Following the sale of the bulk of its North Sea assets to Ithaca Energy, Summit has embarked on a new hydrogen-focused joint venture with Progressive Energy.
It comes months after Ithaca announced it had struck a deal to acquire most of Summit Exploration and Production’s assets for $224 million (£170.5m).
Created as a sister unit to the North Sea explorer, Summit Energy Evolution Ltd (SEEL) is a subsidiary of Japan’s Sumitomo that aims to progress “low carbon and net zero initiatives” in the UK.
One such initiative is a new joint development agreement with Gloucester-based Progressive Energy, under which the two intend to build a low carbon hydrogen production facility near the existing Bacton gas terminals on the Norfolk coast.
The Bacton Hydrogen Hub – or “bH2” – aims to provide will focus on the production of hydrogen from gas underpinned by carbon capture and storage – also known as “blue” hydrogen – with a view to supplying demand across the region.
Future plans would extend this to renewably powered electrolytic – or “green” – hydrogen.
In a statement SEEL said initial work will build on work carried out including feasibility studies and a business case on behalf of the North Sea Transition Authority (NSTA).
The scope for re-use and re-purposing of existing infrastructure will also be assessed.
According to SEEL’s website, the project is expected to provide between 355 MW and 1GW of hydrogen production (dependent upon demand), by 2030.

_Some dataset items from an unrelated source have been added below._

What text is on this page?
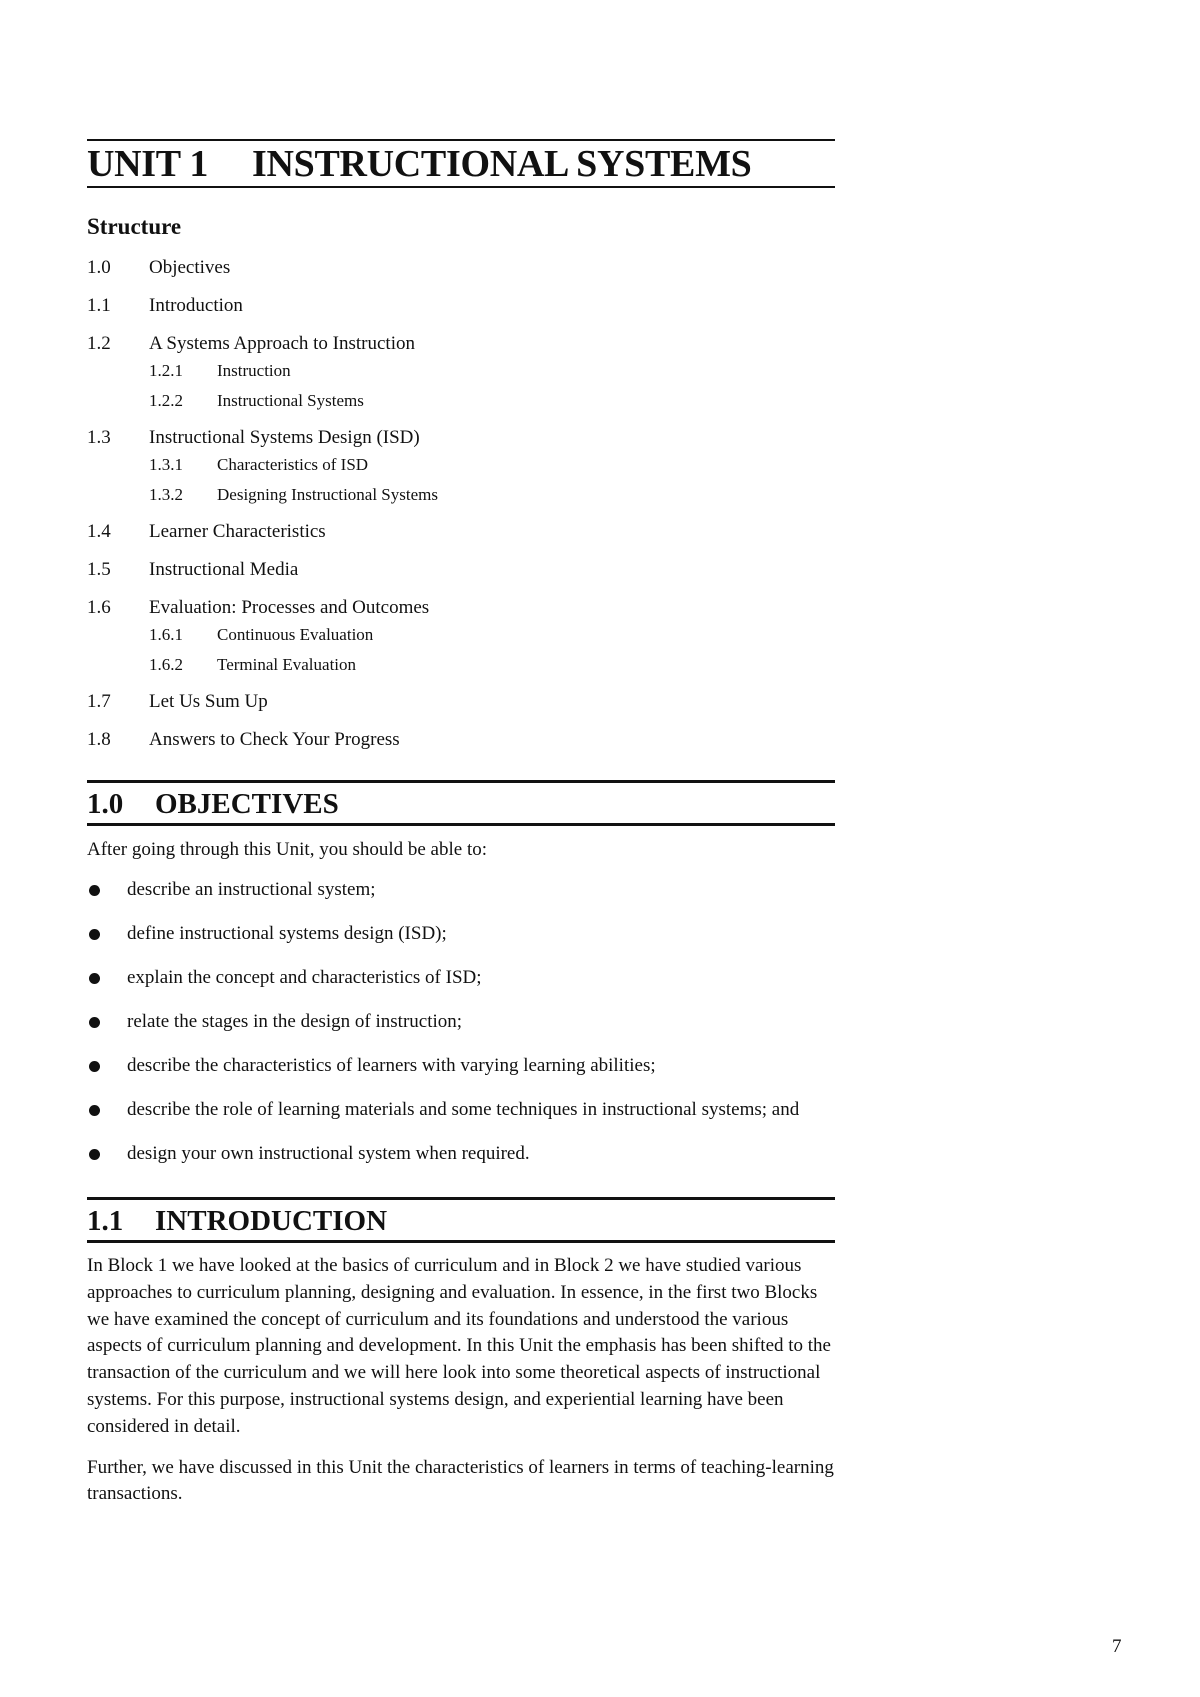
UNIT 1 INSTRUCTIONAL SYSTEMS
Structure
1.0	Objectives
1.1	Introduction
1.2	A Systems Approach to Instruction
1.2.1	Instruction
1.2.2	Instructional Systems
1.3	Instructional Systems Design (ISD)
1.3.1	Characteristics of ISD
1.3.2	Designing Instructional Systems
1.4	Learner Characteristics
1.5	Instructional Media
1.6	Evaluation: Processes and Outcomes
1.6.1	Continuous Evaluation
1.6.2	Terminal Evaluation
1.7	Let Us Sum Up
1.8	Answers to Check Your Progress
1.0 OBJECTIVES
After going through this Unit, you should be able to:
describe an instructional system;
define instructional systems design (ISD);
explain the concept and characteristics of ISD;
relate the stages in the design of instruction;
describe the characteristics of learners with varying learning abilities;
describe the role of learning materials and some techniques in instructional systems; and
design your own instructional system when required.
1.1 INTRODUCTION

In Block 1 we have looked at the basics of curriculum and in Block 2 we have studied various approaches to curriculum planning, designing and evaluation. In essence, in the first two Blocks we have examined the concept of curriculum and its foundations and understood the various aspects of curriculum planning and development. In this Unit the emphasis has been shifted to the transaction of the curriculum and we will here look into some theoretical aspects of instructional systems. For this purpose, instructional systems design, and experiential learning have been considered in detail.

Further, we have discussed in this Unit the characteristics of learners in terms of teaching-learning transactions.

7
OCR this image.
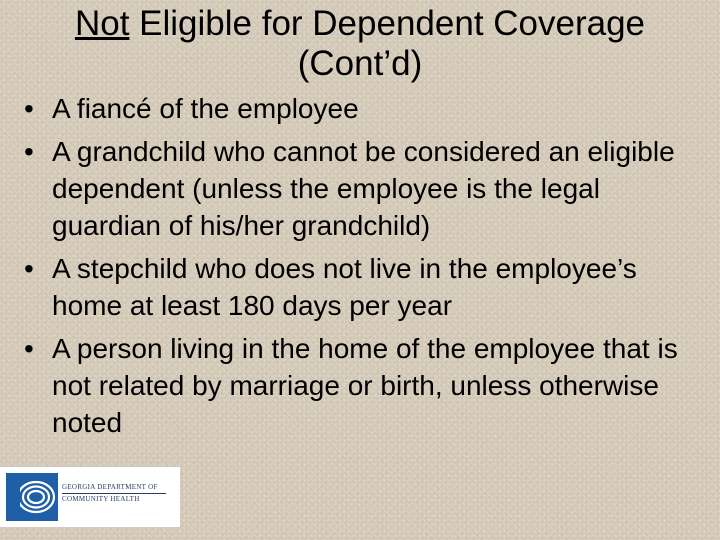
Not Eligible for Dependent Coverage
(Cont’d)
• A fiancé of the employee
• A grandchild who cannot be considered an eligible dependent (unless the employee is the legal guardian of his/her grandchild)
• A stepchild who does not live in the employee’s home at least 180 days per year
• A person living in the home of the employee that is not related by marriage or birth, unless otherwise noted
GEORGIA DEPARTMENT OF
COMMUNITY HEALTH
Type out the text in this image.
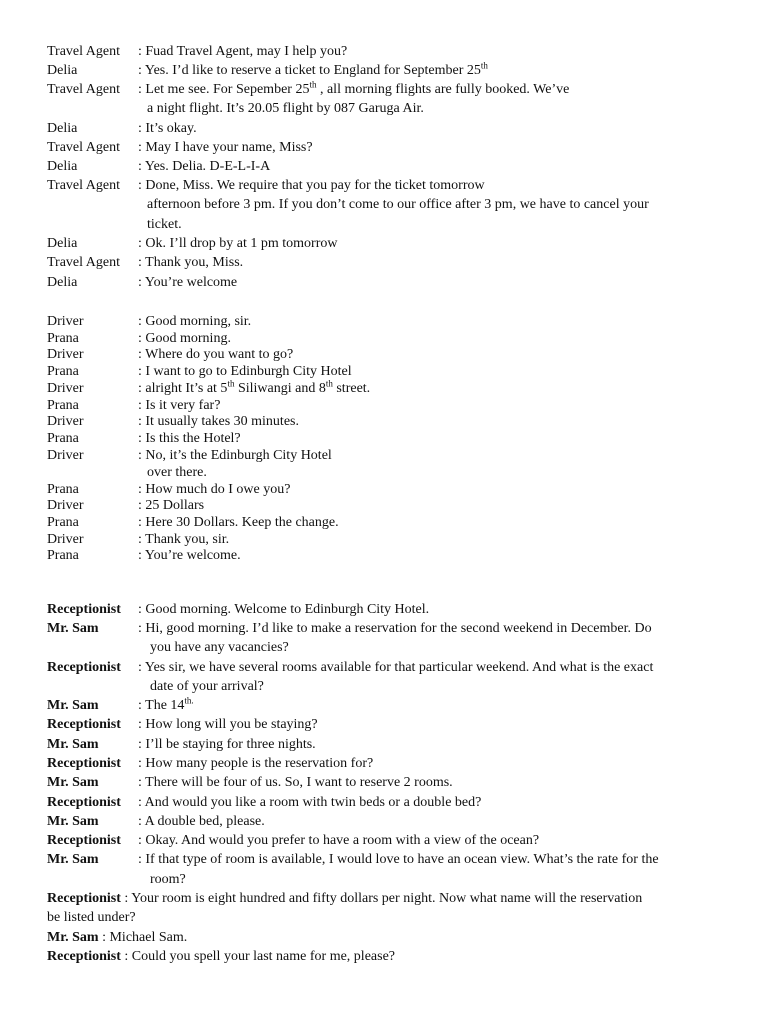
Travel Agent : Fuad Travel Agent, may I help you?
Delia	: Yes. I’d like to reserve a ticket to England for September 25th
Travel Agent : Let me see. For Sepember 25th , all morning flights are fully booked. We’ve
a night flight. It’s 20.05 flight by 087 Garuga Air.
Delia	: It’s okay.
Travel Agent : May I have your name, Miss?
Delia	: Yes. Delia. D-E-L-I-A
Travel Agent : Done, Miss. We require that you pay for the ticket tomorrow
afternoon before 3 pm. If you don’t come to our office after 3 pm, we have to cancel your
ticket.
Delia	: Ok. I’ll drop by at 1 pm tomorrow
Travel Agent : Thank you, Miss.
Delia	: You’re welcome
Driver	: Good morning, sir.
Prana	: Good morning.
Driver	: Where do you want to go?
Prana	: I want to go to Edinburgh City Hotel
Driver	: alright It’s at 5th Siliwangi and 8th street.
Prana	: Is it very far?
Driver	: It usually takes 30 minutes.
Prana	: Is this the Hotel?
Driver	: No, it’s the Edinburgh City Hotel
over there.
Prana	: How much do I owe you?
Driver	: 25 Dollars
Prana	: Here 30 Dollars. Keep the change.
Driver	: Thank you, sir.
Prana	: You’re welcome.
Receptionist : Good morning. Welcome to Edinburgh City Hotel.
Mr. Sam	: Hi, good morning. I’d like to make a reservation for the second weekend in December. Do
you have any vacancies?
Receptionist : Yes sir, we have several rooms available for that particular weekend. And what is the exact
date of your arrival?
Mr. Sam	: The $14^{th.}$
Receptionist : How long will you be staying?
Mr. Sam	: I’ll be staying for three nights.
Receptionist : How many people is the reservation for?
Mr. Sam	: There will be four of us. So, I want to reserve 2 rooms.
Receptionist : And would you like a room with twin beds or a double bed?
Mr. Sam	: A double bed, please.
Receptionist : Okay. And would you prefer to have a room with a view of the ocean?
Mr. Sam	: If that type of room is available, I would love to have an ocean view. What’s the rate for the
room?
Receptionist : Your room is eight hundred and fifty dollars per night. Now what name will the reservation
be listed under?
Mr. Sam : Michael Sam.
Receptionist : Could you spell your last name for me, please?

This would be linked to the discrete Bacton Thames Net Zero (BTNZ) scheme which spans the area around Norfolk and the Thames.
Bacton currently handles approximately one-third of the UK’s North Sea gas production, while also offering a connection to the National Transmission System (NTS) and interconnector pipelines with Europe for the import and export of gas.
A consortium of more than 10 firms, including Eni, are investigating the feasibility of facilities that could capture and store up to 10 million tonnes of carbon dioxide per year, which would be transported for sequestration in the Hewett gas field which lies around 14 miles off the Norfolk coast.
Eni applied for a licence for the scheme last year.
Meanwhile Progressive is involved in several decarbonisation cluster projects, including the Vertex hydrogen scheme in Cheshire and HyNet North West, which was selected for the government’s flagship Track 1 CCUS support scheme.
SEEL chief exec Paul Lafferty said: “SEEL are pleased to have signed this significant JDA with PEL to build upon the excellent work that was performed by the Bacton Energy Hub SIG’s and look forward to creating a sustainable low carbon hydrogen production hub at Bacton.”
Progressive CEO Chris Manson-Whitton added: “Reducing our carbon emissions is imperative to securing a sustainable future. We are looking forward to transforming the work completed with the North Sea Transition Authority into a delivery project which underpins the energy transition within the south east of the UK and beyond.”
The scheme was also blessed by NSTA boss Stuart Payne, who said it could provide “decades of clean energy for up to 20 million homes”, along with supporting carbon storage and wind power.
“We wish this project every success and will continue to support it, and others to come, as they develop.”
Beyond the Summit
Until this year Summit held stakes in a suite of North Sea oil and gas assets, including minor holdings in several strategic production hubs and pipelines.
Ithaca’s acquisition saw it take on all remaining upstream assets, with the exception of activities related to low carbon energy.
The deal included a 2.19% stake in TotalEnergies’ Elgin-Franklin hub, a 1.2% stake in the SEAL Pipeline and just under 1% in the GAEL Pipeline.
Ithaca is also acquiring numerous offshore exploration licences, including K2, which it is partnered on with Dana Petroleum (50%), along with others including “Thunderball” in the Moray Firth, “Eldon” in the southern North Sea and “Shinoi” in the central North Sea.
Meanwhile, Summit sold its 50% stake in the Avalon project last year to Ping Petroleum, amid a vowed intention to move away from upstream oil and gas.
In 2021 then CEO John Austin – now SEEL chairman – said the company was looking to “satisfy” parent Sumitomo’s goal of becoming “less carbon intensive”.